Ao perdermos o detalhe, perdemos também essa aura, substituída por imagens velozes que se sucedem em nossos feeds digitais. Se o século XIX se encantava com as passagens de ferro e vidro de Paris, onde a mercadoria se apresentava como espetáculo, nós hoje desfilamos por passagens virtuais onde a roupa já nasce destinada ao descarte. E sobre as passagens, falei nesse post aqui.



Roland Barthes, em O Sistema da Moda, nos lembra que a moda é antes de tudo linguagem. O detalhe é uma espécie de fonema dessa linguagem, um sinal pequeno, mas carregado de significado. Quando uma casa de moda borda à mão uma flor em seda ou cria um fecho invisível que se encaixa com perfeição, não está apenas resolvendo uma função técnica: está escrevendo uma frase no tecido, comunicando uma intenção cultural. A perda do detalhe equivale, nesse sentido, a uma perda de vocabulário ficamos com uma moda mais pobre, de frases curtas e repetitivas.
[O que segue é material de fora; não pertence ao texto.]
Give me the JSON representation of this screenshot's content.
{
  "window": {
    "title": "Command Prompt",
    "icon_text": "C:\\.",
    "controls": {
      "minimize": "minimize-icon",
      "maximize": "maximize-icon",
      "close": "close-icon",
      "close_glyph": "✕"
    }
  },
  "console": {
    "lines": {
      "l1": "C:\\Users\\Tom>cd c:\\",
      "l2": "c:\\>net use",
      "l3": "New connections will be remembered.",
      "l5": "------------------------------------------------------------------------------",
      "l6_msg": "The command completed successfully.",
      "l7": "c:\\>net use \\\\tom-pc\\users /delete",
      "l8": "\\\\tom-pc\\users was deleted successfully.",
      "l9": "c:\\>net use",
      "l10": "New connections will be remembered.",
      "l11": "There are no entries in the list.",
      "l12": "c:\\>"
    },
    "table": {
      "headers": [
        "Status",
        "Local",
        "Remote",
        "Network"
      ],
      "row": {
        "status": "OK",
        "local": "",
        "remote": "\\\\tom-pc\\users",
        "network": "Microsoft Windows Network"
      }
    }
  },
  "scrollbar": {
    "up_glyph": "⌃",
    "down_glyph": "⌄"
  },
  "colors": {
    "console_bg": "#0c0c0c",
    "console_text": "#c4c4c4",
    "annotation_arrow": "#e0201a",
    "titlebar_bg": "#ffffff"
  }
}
Caroline Evans, em Fashion at the Edge, vai além e mostra como o detalhe pode ser subversivo. Em McQueen, por exemplo, os acabamentos rasgados, as costuras expostas, os bordados perturbadores não são apenas ornamentos: são metáforas visuais de violência, beleza e morte. O detalhe, nesse caso, é também pensamento crítico, capaz de tensionar o espectador e transformar a passarela em palco de reflexão.


Valerie Steele, em seus inúmeros trabalhos de curadoria e crítica, insiste no papel dos museus como guardiões desses detalhes. Não apenas os grandes nomes, mas também roupas comuns, de esportes, de trabalho, carregam invenções discretas que nos contam histórias sobre tecnologia, gênero, corpo e sociedade. Ao caminhar pelos corredores de exposições em Paris, senti exatamente isso: os detalhes não são apenas belas soluções estéticas; eles são arquivos vivos de pensamento, testemunhos de um tempo em que a moda não era descartável, mas inscrita em uma história maior.


O vídeo do Instagram, portanto, toca em algo que é mais do que nostalgia. A morte do detalhe não é apenas a perda de um “capricho” artesanal, mas um sintoma de como a lógica industrial e financeira se impôs sobre a moda, reduzindo seu poder de memória e sua capacidade de criar aura. É a mesma lógica que transforma a alta-costura em estratégia de marketing para conglomerados e que vende a ilusão de autenticidade enquanto acelera o consumo.


Ainda assim, resistências existem. Em ateliers independentes, em movimentos de slow fashion, na prática de designers que insistem no detalhe como ato político, reencontramos o valor do gesto minucioso. Como Benjamin nos lembraria, o flâneur é aquele que passeia devagar, que olha com atenção para aquilo que a multidão apressada não percebe. Talvez seja esse o convite da moda hoje: resistir ao fluxo acelerado e reaprender a olhar para o detalhe, não como luxo obsoleto, mas como forma de pensamento crítico e de memória cultural.


Paris, com suas bibliotecas e museus, me ensinou isso mais uma vez. Entre uma roupa de esqui com botões engenhosos e um vestido de McQueen bordado à exaustão, descobri que o detalhe é mais do que estética: é um lembrete de que a moda só se mantém relevante quando é capaz de cultivar memória e emoção.


E aqui cabe a pergunta que nos resta: conseguiremos resgatar o detalhe em uma era que parece querer apagá-lo?


Enquanto isso, sigo flanando, seja por livros, arquivos, exposições, passagens reais e digitais. Porque, no fundo, é no detalhe que a moda floresce como arte, resistência e memória.